Your kids are spreading their wings and starting to head out on their own… Are you ready? Do you struggle to know how to parent teens at home and young adults away from home at the same time? Is it a challenge to find a good balance between boundaries and freedom?
Well today we are talking all about this season of parenting and how you can influence, lead, and pray for your kids who are on their way to independence. To help me with this topic is my friend Brenda Yoder, author of the book Fledge, as well as a counselor, educator, mother, and grandmother. She calls this season of life “fledging,” which means to prepare for independence.
In this conversation, Brenda and I talk about why we have to parent young adults differently than teens, the importance of not “stealing the struggle” from our children, relationship-based parenting versus performance-based parenting, learning to let go of the desire to control behavior, shame, and so much more. This is a must-listen episode for all parents!
Resources mentioned in this episode:
- [Book] Empty Nest, Full Life by Jill Savage
- Fledge: Launching Your Kids Without Losing Your Mind by Brenda Yoder
- Brenda’s Website
- Connect with Brenda on Instagram and Facebook.
- Join us at the Empty Nest Full Life Retreat!
- The Midlife Moms Facebook Group
- [Article] Does Grandma’s Prerogative Exist?
- As a thank you for listening, get your 3 free eBooks!
My Key Takeaways:
1) You can’t parent your young adult children the same way you did when they were teens. As our kids cross the threshold from being teens to young adults, they are stepping out on their own and starting careers, college, and in many cases moving away from your home. Your parenting style needs to shift as well. You can’t have the same rules you used to have for your children because your level of control and influence has changed as they enter this new stage of life.
2) Don’t steal the struggle. This is a phrase that Brenda uses often and it captures an important lesson we must learn to parent our children and release them into adulthood. We need to let our children make mistakes. That means we need to step back and let them figure things out for themselves, or learn how to fix something without us stepping in. It can be difficult to fight the urge to protect your children and make everything better, but we need to allow our kids to make mistakes and learn to be independent. We have to resist rescuing. Giving our children the freedom to mess up and clean up the mess on their own is actually one of the best gifts we can give them.

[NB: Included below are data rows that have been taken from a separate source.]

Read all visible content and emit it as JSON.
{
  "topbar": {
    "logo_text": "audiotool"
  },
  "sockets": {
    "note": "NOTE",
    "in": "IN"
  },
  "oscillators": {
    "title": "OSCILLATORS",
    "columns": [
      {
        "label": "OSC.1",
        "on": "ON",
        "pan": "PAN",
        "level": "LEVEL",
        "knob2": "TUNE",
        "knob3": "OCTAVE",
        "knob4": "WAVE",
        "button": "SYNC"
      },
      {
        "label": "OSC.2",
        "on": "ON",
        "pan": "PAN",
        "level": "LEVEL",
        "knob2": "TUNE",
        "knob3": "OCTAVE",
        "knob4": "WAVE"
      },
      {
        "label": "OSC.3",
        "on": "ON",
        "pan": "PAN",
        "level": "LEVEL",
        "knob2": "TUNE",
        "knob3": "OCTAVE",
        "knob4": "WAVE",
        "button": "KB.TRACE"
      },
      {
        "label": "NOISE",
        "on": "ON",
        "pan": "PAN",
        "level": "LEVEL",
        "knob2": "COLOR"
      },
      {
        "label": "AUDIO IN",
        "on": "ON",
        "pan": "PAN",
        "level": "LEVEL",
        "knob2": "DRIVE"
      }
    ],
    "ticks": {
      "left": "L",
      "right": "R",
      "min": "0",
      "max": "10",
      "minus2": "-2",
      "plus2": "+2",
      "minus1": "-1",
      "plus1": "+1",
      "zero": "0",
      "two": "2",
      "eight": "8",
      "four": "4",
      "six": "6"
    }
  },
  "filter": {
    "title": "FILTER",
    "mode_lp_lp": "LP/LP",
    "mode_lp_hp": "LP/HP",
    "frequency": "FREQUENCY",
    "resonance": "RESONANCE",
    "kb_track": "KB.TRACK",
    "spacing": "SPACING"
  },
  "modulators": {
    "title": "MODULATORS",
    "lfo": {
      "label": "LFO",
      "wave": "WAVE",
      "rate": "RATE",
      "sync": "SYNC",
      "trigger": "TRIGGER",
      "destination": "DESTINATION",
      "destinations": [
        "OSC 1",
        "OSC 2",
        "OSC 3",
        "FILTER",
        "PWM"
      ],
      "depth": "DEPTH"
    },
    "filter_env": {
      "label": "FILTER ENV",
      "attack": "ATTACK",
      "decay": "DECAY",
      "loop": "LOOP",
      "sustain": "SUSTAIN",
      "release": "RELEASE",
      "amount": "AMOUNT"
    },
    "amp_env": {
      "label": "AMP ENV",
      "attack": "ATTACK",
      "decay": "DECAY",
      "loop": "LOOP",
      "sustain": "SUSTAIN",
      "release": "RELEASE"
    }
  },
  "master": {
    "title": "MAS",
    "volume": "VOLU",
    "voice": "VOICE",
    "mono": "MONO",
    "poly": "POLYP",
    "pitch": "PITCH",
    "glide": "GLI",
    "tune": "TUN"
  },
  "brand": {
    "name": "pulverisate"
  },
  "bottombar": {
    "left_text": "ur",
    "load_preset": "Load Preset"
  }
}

3) Don’t be overly enmeshed in your child’s lives. From the time our kids are infants, they are entwined with us. We meet their every need and provide for them. But as they grow up, that changes. Whether you have a young adult child now or your kids are still young, it’s important to remember that God intends for our kids to be a separate being from us. That means that the ultimate goal of parenting is to be sure your children can live a life that is not dependent on us.
Brenda Yoder is a speaker, author, Licensed Mental Health Counselor, and life coach whose passion is encouraging others when life doesn’t fit the storybook image. Her new book, Fledge: Launching Your Kids Without Losing Your Mind is a personal handbook for parents in the season of raising and releasing kids. Brenda is also former teacher and school counselor and was twice awarded the Touchstone Award for teachers. Her ministry and podcast, Life Beyond the Picket Fence, is found at brendayoder.com where she writes about faith, life, and family beyond the storybook image. Brenda is a wife and mom of four children, ranging from college students to adults, and lives on a farm in Indiana.